Yargıtay Ceza Genel Kurulunun 17.11.1998 gün ve 282-348, 23.03.2004 gün ve 41-70 ile 04.03.2008 gün ve 47-43 sayılı kararlarında ayrıntılı olarak açıklandığı üzere; lehe kanun yolu davası üzerine aleyhe değiştirememe kuralı uyarınca hakkında ağır sonuç ceza uygulanmayan, diğer bir deyişle bu kuraldan yararlanmış olan bir sanığın, önceki yanılgılı uygulama nedeniyle ortaya çıkan hafif sonuç cezadan ötürü ikinci kez avantajlı bir uygulamadan yararlandırılması adalet ve hakkaniyet ilkeleriyle bağdaşmaz.
Bu açıklamalar ışığında uyuşmazlık konusu değerlendirildiğinde;
Sanık hakkında sonuç olarak hükmedilen hürriyeti bağlayıcı cezanın, yanılgılı uygulama sonucunda bir yılın altında onbir ay yirmi gün hapis olarak belirlenmiş olması karşısında, bu yanılgılı uygulama nedeniyle ortaya çıkan hafif sonuç cezadan dolayı, sanığa bir kez tanınan atıfetin genişletilmek suretiyle hakkaniyete aykırı olarak adalet ve eşitlik ilkelerini zedeleyecek şekilde sonuç doğuracak biçimde, özgürlüğü bağlayıcı cezanın TCK"nun 50/3. maddesi uyarınca, aynı maddenin 1. fıkrasındaki seçenek yaptırımlardan birisine çevrilmesine kanunen imkan bulunmamaktadır.

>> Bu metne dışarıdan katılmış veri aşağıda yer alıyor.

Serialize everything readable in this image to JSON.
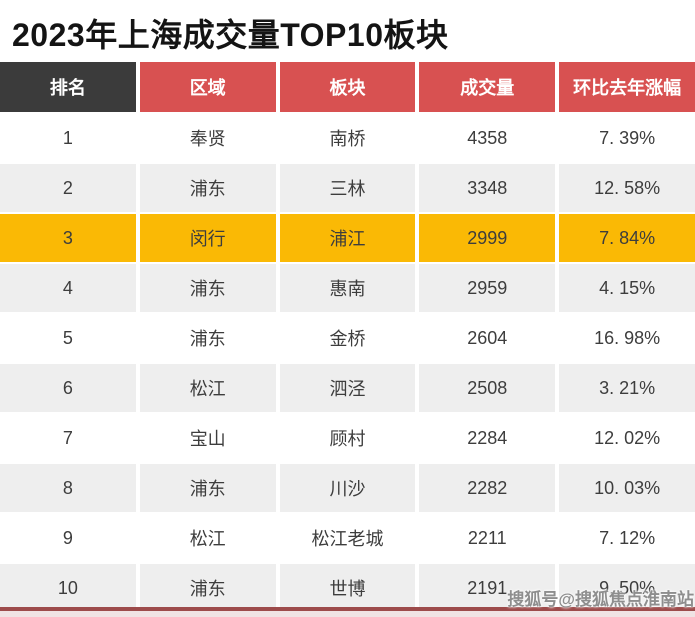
{
  "title": "2023年上海成交量TOP10板块",
  "watermark": "搜狐号@搜狐焦点淮南站",
  "colors": {
    "title_text": "#141414",
    "header_rank_bg": "#3B3B3B",
    "header_bg": "#D85151",
    "header_text": "#FFFFFF",
    "row_bg": "#FFFFFF",
    "alt_row_bg": "#EEEEEE",
    "highlight_row_bg": "#FAB905",
    "cell_text": "#3D3D3D",
    "bottom_line": "#9D4B4B",
    "bottom_strip": "#F0E3E4",
    "watermark_text": "#8E8E8E"
  },
  "table": {
    "columns": [
      {
        "key": "rank",
        "label": "排名"
      },
      {
        "key": "region",
        "label": "区域"
      },
      {
        "key": "area",
        "label": "板块"
      },
      {
        "key": "volume",
        "label": "成交量"
      },
      {
        "key": "yoy",
        "label": "环比去年涨幅"
      }
    ],
    "rows": [
      {
        "rank": "1",
        "region": "奉贤",
        "area": "南桥",
        "volume": "4358",
        "yoy": "7. 39%",
        "highlight": false
      },
      {
        "rank": "2",
        "region": "浦东",
        "area": "三林",
        "volume": "3348",
        "yoy": "12. 58%",
        "highlight": false
      },
      {
        "rank": "3",
        "region": "闵行",
        "area": "浦江",
        "volume": "2999",
        "yoy": "7. 84%",
        "highlight": true
      },
      {
        "rank": "4",
        "region": "浦东",
        "area": "惠南",
        "volume": "2959",
        "yoy": "4. 15%",
        "highlight": false
      },
      {
        "rank": "5",
        "region": "浦东",
        "area": "金桥",
        "volume": "2604",
        "yoy": "16. 98%",
        "highlight": false
      },
      {
        "rank": "6",
        "region": "松江",
        "area": "泗泾",
        "volume": "2508",
        "yoy": "3. 21%",
        "highlight": false
      },
      {
        "rank": "7",
        "region": "宝山",
        "area": "顾村",
        "volume": "2284",
        "yoy": "12. 02%",
        "highlight": false
      },
      {
        "rank": "8",
        "region": "浦东",
        "area": "川沙",
        "volume": "2282",
        "yoy": "10. 03%",
        "highlight": false
      },
      {
        "rank": "9",
        "region": "松江",
        "area": "松江老城",
        "volume": "2211",
        "yoy": "7. 12%",
        "highlight": false
      },
      {
        "rank": "10",
        "region": "浦东",
        "area": "世博",
        "volume": "2191",
        "yoy": "9. 50%",
        "highlight": false
      }
    ]
  },
  "chart_data": {
    "type": "table",
    "title": "2023年上海成交量TOP10板块",
    "columns": [
      "排名",
      "区域",
      "板块",
      "成交量",
      "环比去年涨幅"
    ],
    "rows": [
      [
        1,
        "奉贤",
        "南桥",
        4358,
        "7.39%"
      ],
      [
        2,
        "浦东",
        "三林",
        3348,
        "12.58%"
      ],
      [
        3,
        "闵行",
        "浦江",
        2999,
        "7.84%"
      ],
      [
        4,
        "浦东",
        "惠南",
        2959,
        "4.15%"
      ],
      [
        5,
        "浦东",
        "金桥",
        2604,
        "16.98%"
      ],
      [
        6,
        "松江",
        "泗泾",
        2508,
        "3.21%"
      ],
      [
        7,
        "宝山",
        "顾村",
        2284,
        "12.02%"
      ],
      [
        8,
        "浦东",
        "川沙",
        2282,
        "10.03%"
      ],
      [
        9,
        "松江",
        "松江老城",
        2211,
        "7.12%"
      ],
      [
        10,
        "浦东",
        "世博",
        2191,
        "9.50%"
      ]
    ],
    "highlighted_row_rank": 3,
    "layout": {
      "header_style": "rank column dark gray, others red, white bold text",
      "zebra_striping": true,
      "highlight_color": "#FAB905"
    }
  }
}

Nitekim Ceza Genel Kurulunun 20.05.2014 gün ve 774-266 ile 27.04.2010 gün ve 73-97 sayılı kararlarında da aynı sonuca ulaşılmıştır.
Bu itibarla Yargıtay Cumhuriyet Başsavcılığı itirazının reddine karar verilmelidir.
SONUÇ:
Açıklanan nedenlerle,
1- Yargıtay Cumhuriyet Başsavcılığı itirazının REDDİNE,
2- Dosyanın, mahalline gönderilmek üzere Yargıtay Cumhuriyet Başsavcılığına TEVDİİNE, 17.11.2015 günü yapılan müzakerede oybirliğiyle karar verildi.